Brussels has warned that “18 million people will be hit by the conflict in Ukraine,” almost half the country’s population of 41 million, which would create an enormous emergency situation with extensive humanitarian demands.
The UN Refugee Agency said it had recorded 1,735,068 refugees on Monday, with 200,000 more added since Sunday.
Poland is hosting the majority of the refugees, caring for 1 million of them. There are more than 180,000 in Hungary and 128,000 in Slovakia.
Biggest crisis since WW II
Since the war began 12 days ago, the number of Ukrainian refugees fleeing the country to neighbouring Poland has exceeded one million, the Polish Border Guard said.
“The million people after crossing the border, heard from Border Guard functinaries ‘You are safe’,” the Border Guard said in a tweet.

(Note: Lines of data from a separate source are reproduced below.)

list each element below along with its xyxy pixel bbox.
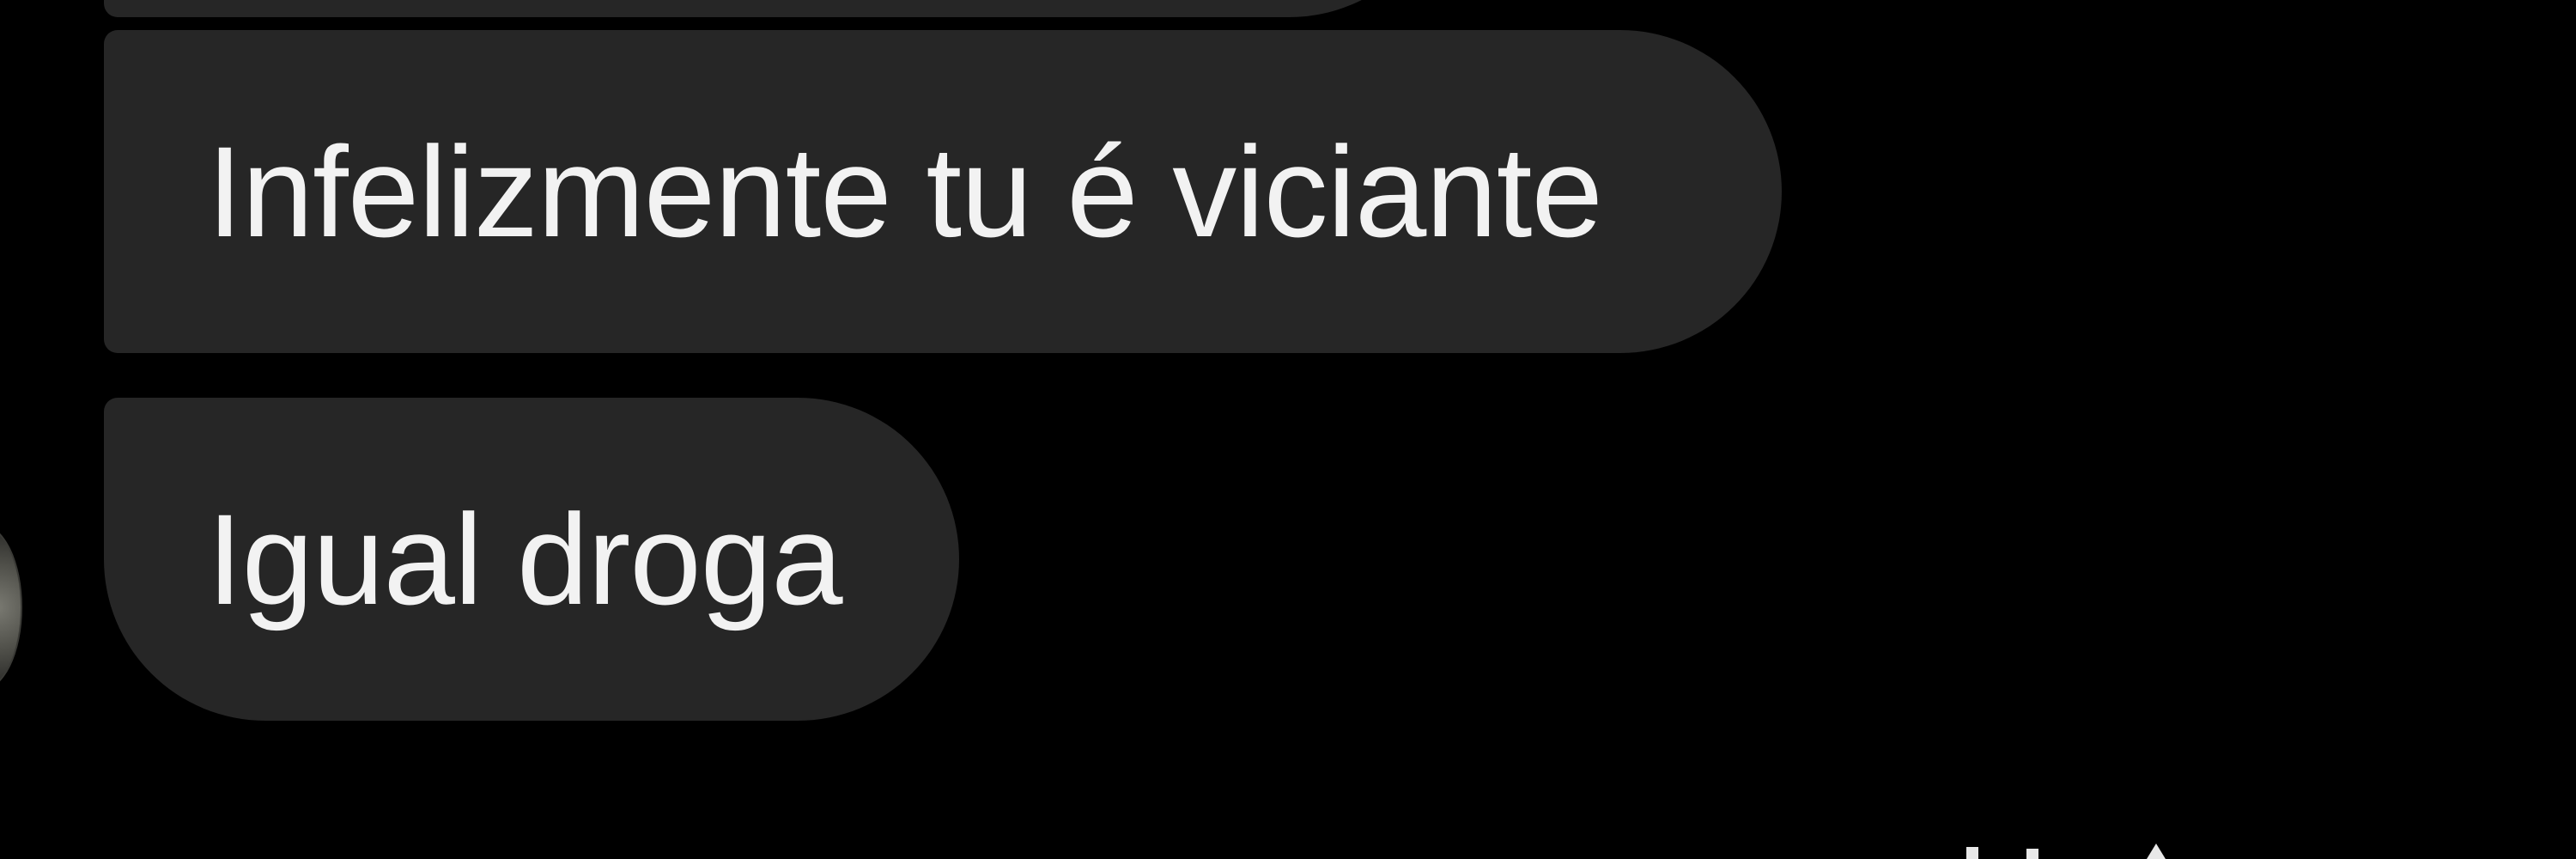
message-text: Infelizmente tu é viciante bbox=[207, 119, 1603, 264]
read-receipt-icon bbox=[1966, 844, 2172, 859]
message-text: Igual droga bbox=[207, 487, 843, 631]
chat-thread: Infelizmente tu é viciante Igual droga bbox=[0, 0, 2576, 859]
message-bubble[interactable]: Igual droga bbox=[104, 398, 959, 721]
avatar[interactable] bbox=[0, 524, 22, 691]
message-bubble[interactable]: Infelizmente tu é viciante bbox=[104, 30, 1782, 353]
message-bubble-previous[interactable] bbox=[104, 0, 1452, 17]
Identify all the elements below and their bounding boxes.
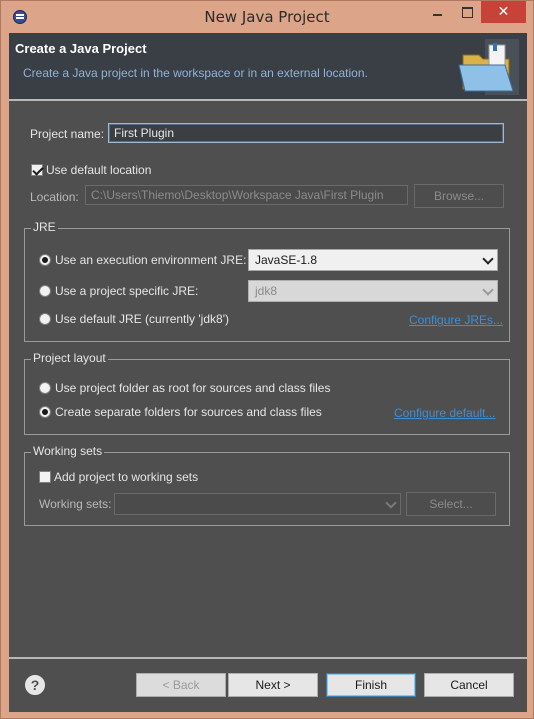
close-icon: ✕ bbox=[497, 3, 510, 19]
wizard-header: Create a Java Project Create a Java proj… bbox=[9, 33, 527, 99]
configure-default-link[interactable]: Configure default... bbox=[394, 406, 495, 420]
layout-project-root-label: Use project folder as root for sources a… bbox=[55, 381, 331, 395]
project-layout-group-title: Project layout bbox=[31, 351, 108, 365]
cancel-button[interactable]: Cancel bbox=[424, 673, 514, 697]
working-sets-group: Working sets Add project to working sets… bbox=[24, 444, 510, 526]
minimize-button[interactable] bbox=[421, 1, 453, 23]
back-button[interactable]: < Back bbox=[136, 673, 226, 697]
project-specific-jre-value: jdk8 bbox=[255, 284, 278, 298]
project-specific-jre-select[interactable]: jdk8 bbox=[248, 280, 498, 302]
jre-default-radio[interactable] bbox=[39, 313, 51, 325]
chevron-down-icon bbox=[385, 497, 397, 509]
jre-group: JRE Use an execution environment JRE: Ja… bbox=[24, 220, 510, 342]
jre-group-title: JRE bbox=[31, 220, 58, 234]
add-to-working-sets-checkbox[interactable] bbox=[39, 471, 51, 483]
help-icon[interactable]: ? bbox=[25, 675, 45, 695]
jre-project-specific-label: Use a project specific JRE: bbox=[55, 284, 199, 298]
project-layout-group: Project layout Use project folder as roo… bbox=[24, 351, 510, 435]
project-name-input[interactable]: First Plugin bbox=[108, 123, 504, 143]
chevron-down-icon bbox=[482, 253, 494, 265]
use-default-location-checkbox[interactable] bbox=[31, 164, 43, 176]
browse-button[interactable]: Browse... bbox=[414, 184, 504, 208]
jre-default-label: Use default JRE (currently 'jdk8') bbox=[55, 312, 229, 326]
working-sets-label: Working sets: bbox=[39, 497, 112, 511]
jre-execution-env-label: Use an execution environment JRE: bbox=[55, 253, 247, 267]
configure-jres-link[interactable]: Configure JREs... bbox=[409, 313, 503, 327]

On Sunday, UN High High Commissioner for Refugees Filippo Grandi said over 1.5 million people had fled Ukraine to neighbouring countries since Russia’s military invasion began on February 24.
The EU has approved a mechanism Temporary Protection Directive to protect Ukrainian refugees without the normally required lengthy asylum procedures.
But Ukraine’s refugee crisis cannot be seen in isolation. According to the United Nations High Commissioner for Refugees (UNHCR), the world’s cumulative number of displaced people was already 82.4 million before the Russia-Ukraine war. That’s roughly Germany’s population. The world never had so many refugees after World War II.
Drying funds means millions are already losing humanitarian assistance. In war-torn Yemen alone, about 8 million people may be deprived of all aid now, the UN has warned.
5 million may leave
The number of Ukrainian refugees will rise exponentially, UN officials have warned. Those who have managed to flee their country account for only two per cent of the 44 million people in Ukraine, where nobody knows for how long the war will go on. A massive number of people are stranded in homes, bomb shelters, subway stations and business establishments.
The European Union (EU) estimates that up to 4 million Ukrainians may eventually leave their country. The United States ambassador at the United Nations General Assembly (UNGA) has said that the number could be 5 million.
And it’s not just about people fleeing the country. The UN estimates at least 1,60,000 people in Ukraine have been displaced in their own country due to the war. UN officials have said such people may eventually want to leave their country. The EU believes this figure could reach seven million, and that 18 million Ukrainians will finally be affected by the war in one way or the other.
The EU, a political and economic union of 27 member states in Europe, has relaxed rules to welcome Ukrainian refugees with “open arms”. The UK and the US are making similar efforts. Japan’s prime minister has also said his country will accept refugees from Ukraine.
However, the European Commissioner for Humanitarian Aid and Crisis Management has said it’s an emergency of historic proportions. The UNHCR has said the war is making it unsafe for aid workers to travel around Ukraine and help internally displaced people.
The UNHCR has said one per cent of all humanity is now displaced. The number has doubled in just a decade. Some 42 per cent of them are under 18, and nearly 1 million babies were born as refugees between 2018 and 2020 and many of them may remain refugees for years, the UNHCR has said. Another 48 million people were internally displaced in their own countries.